At 50% capacity there's an internal reorganization routine that's triggered on Vector, similar to what happens on the Vertex 4. During this time, all performance is impacted, which is why you see a sharp drop in performance just before the 135GB mark. The re-org routine only takes a few minutes. I went back and measured sequential write performance after this test and came back with 380MB/s in Iometer. In other words, don't be startled by the graph above - it's expected behaviour, it just looks bad as the drive doesn't get a chance to run its background operations in peace.

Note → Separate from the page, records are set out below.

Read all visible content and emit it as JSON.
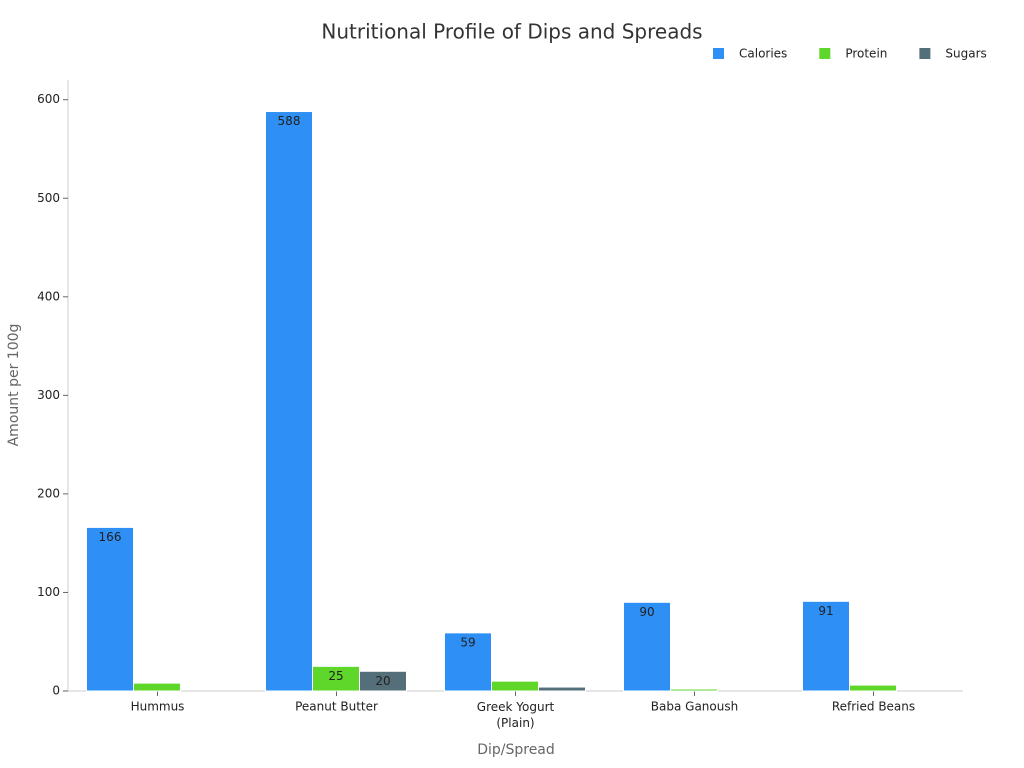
{
  "chart_data": {
    "type": "bar",
    "title": "Nutritional Profile of Dips and Spreads",
    "x_label": "Dip/Spread",
    "y_label": "Amount per 100g",
    "categories": [
      "Hummus",
      "Peanut Butter",
      "Greek Yogurt (Plain)",
      "Baba Ganoush",
      "Refried Beans"
    ],
    "series": [
      {
        "name": "Calories",
        "color": "#2e8ff5",
        "values": [
          166,
          588,
          59,
          90,
          91
        ]
      },
      {
        "name": "Protein",
        "color": "#5ed62a",
        "values": [
          8,
          25,
          10,
          2,
          6
        ]
      },
      {
        "name": "Sugars",
        "color": "#546e7a",
        "values": [
          0,
          20,
          4,
          0,
          0
        ]
      }
    ],
    "ylim": [
      0,
      620
    ],
    "yticks": [
      0,
      100,
      200,
      300,
      400,
      500,
      600
    ],
    "grid": false,
    "legend": "top-right"
  }
}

under any circumstances the ONLY time you will ever see a slow down is when you write 100% LBA in 1 go...so you are in fact inducing the slow down by looking for it.
I am not actually support, I'm marketing, hence I was focused on you not fully understanding how our drives work and nothing else.
That would be a first. A marketing or sales guy in the tech world actually understanding what he is marketing or selling.
Send me a Vector and I will promote the hell out of it.... Just Sayin'
One guy was able to get max IOPS of 172k for the Vector, compared to 127k for the Samsung 840 Pro... interesting. I know these are Max values so they don't mean all that much but that's quite the gap though.
Either those results are bogus, or else they are 512B reads or writes. If the latter, then it is basically useless, since who runs workloads that are sustained 512B reads or writes at QD32 on an empty SSD?
65.11MBps / (512B/1000^2) = 127,168 IOPS
Yup, the IO size is 512B. I'm guessing those are writes because OCZ has always liked to cache a lot to the DRAM (that's why the Agility 4 gets okay write speeds, but read speeds are horrible).
The agility uses the same controller as vertex3 right?
Buy it has cheaper NAND and that's why it's slower ?
Agility 4 uses Indilinx Everest 2 (i.e. the same as in Vertex 4) but the NAND is asynchronous whereas Vertex 4 uses synchronous NAND.
Either those results are bogus, or else they are 512B reads or writes. If the latter, then it is basically useless, since who runs workloads that are sustained 512B reads or writes at QD32 on an empty SSD?
The point of his post was to point out how much more powerful and capable the Barefoot 3 controller really is.
You don't see many 128GB reviews anymore... I wonder why ?
I'm not sure when the change occurred but there are more 256GB drives being sold now than 128GB drives.